Craft Notes by Ed Hooks
"LISTEN, LISTEN, LISTEN, REALLY LISTEN ..."
Vanessa Redgrave, appeared on Broadway in Driving Miss Daisy with James Earl Jones, sat for a rare interview ("A Reluctant Redgrave, On 'Daisy' And More" by Patrick Healy, New York Times, February 16, 2011). Asked about her craft and the challenges of working in a two-character play, Ms. Redgrave offered this about the importance of listening. "I've certainly taken it as something I've worked on myself - listen, listen, listen, really listen. You think you're listening, but you really have to work at it." Of course she is correct about that, just as it would be good advice that one "...see, see, see, really see..." and "...touch, touch, touch, really touch...". But it is worth pointing out that the kind of listening we do while in a conversation is more complex than it might seem. Let me explain:
In a conversation, we do not take turns listening; we take turns talking. Roger Schank, a former professor at Yale and Northwestern Universities, wrote a book entitled Tell Me a Story - Narrative and Intelligence in which he talks about us being "story based". We tell stories to ourselves and to one another. I am over-simplifying now, but the process basically works like this: Beginning as an infant, you experience things and tell yourself stories about them and, throughout your life, you expand, update and revise those stories. By the time you are an adult, the stories are densely cross-referenced. If, for instance, I tell you in conversation about the wonderful Thai restaurant where I had dinner last night, the moment you hear "Thai restaurant", you will start mentally running through your own stories, cross-referencing to Thai restaurants you have enjoyed (or not), which may in turn cross-reference to your trip to Thailand. This process happens faster than the blink of an eye, and you immediately have a story to tell me as soon as it is your turn to talk. You are only partially listening to the rest of what I am saying because you have that story ready, and you are deciding not to interrupt.
New actors spend a lot of time doing sensory exercises, especially listening. Everybody in class sits very still while listening to sounds outside on the street; you count how many different sounds you can name if you really listen; you listen to the sound of your own breathing and that of your fellow students. The Meisner Technique, a popular approach to acting training in the U.S. includes practice listening in conversation.

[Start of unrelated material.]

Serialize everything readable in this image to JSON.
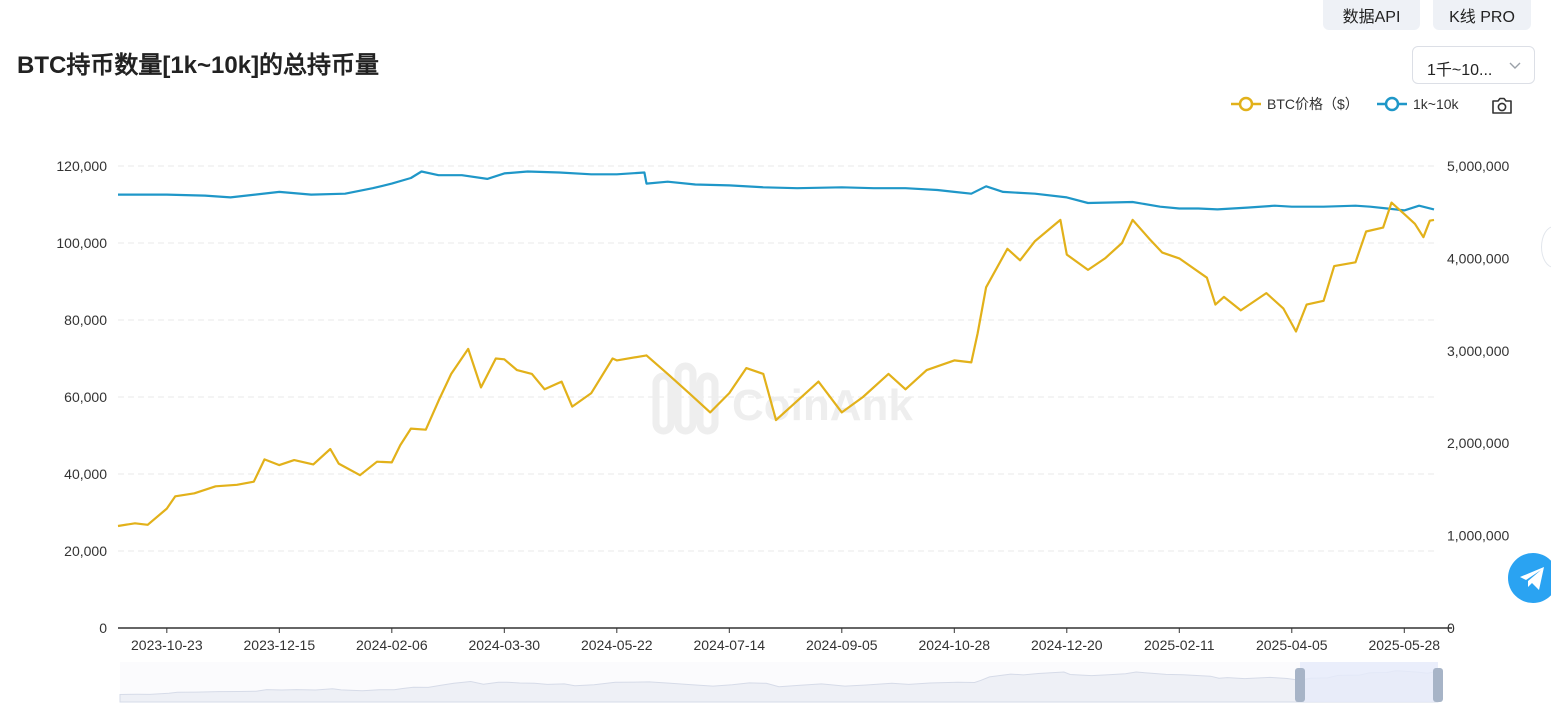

In "the repetition exercise", two students sit facing one another and proceed to listen and repeat, not as characters but as themselves. Listen, repeat, listen repeat, which is actually the same thing as listen, react, listen react except that the actor is more mindful of the reaction. The repetitions become a kind of organic communication in which both students are reacting honestly.
Some new actors have initial difficulty with the repetition exercise, and I think the reason is because it is counter-intuitive. Our impulse, as Mr. Schank points out, is to talk, not to listen. You listen to the other person long enough to come up with your story. Don't get me wrong, I think the repetition exercise is swell. I have no problem with it at all. I simply think that the exercise is not really teaching an actor to listen so much as it is to be "present", "in the moment".
With respect to Vanessa Redgrave, listening - in and of itself - is not really going to do much for an actor. Ms. Redgrave's special talent is that she allows what she hears to stimulate her emotionally, which propels her into doing something. Listening is not an end in itself, no matter how truthful it may be. Acting is "doing", which means you are playing an action in pursuit of an objective while overcoming an obstacle. Theatrical reality is not the same thing as regular reality. It is compressed in time and space and has structure. By all means, listen carefully. Then do something. One more time: We take turns talking; we don't take turns listening.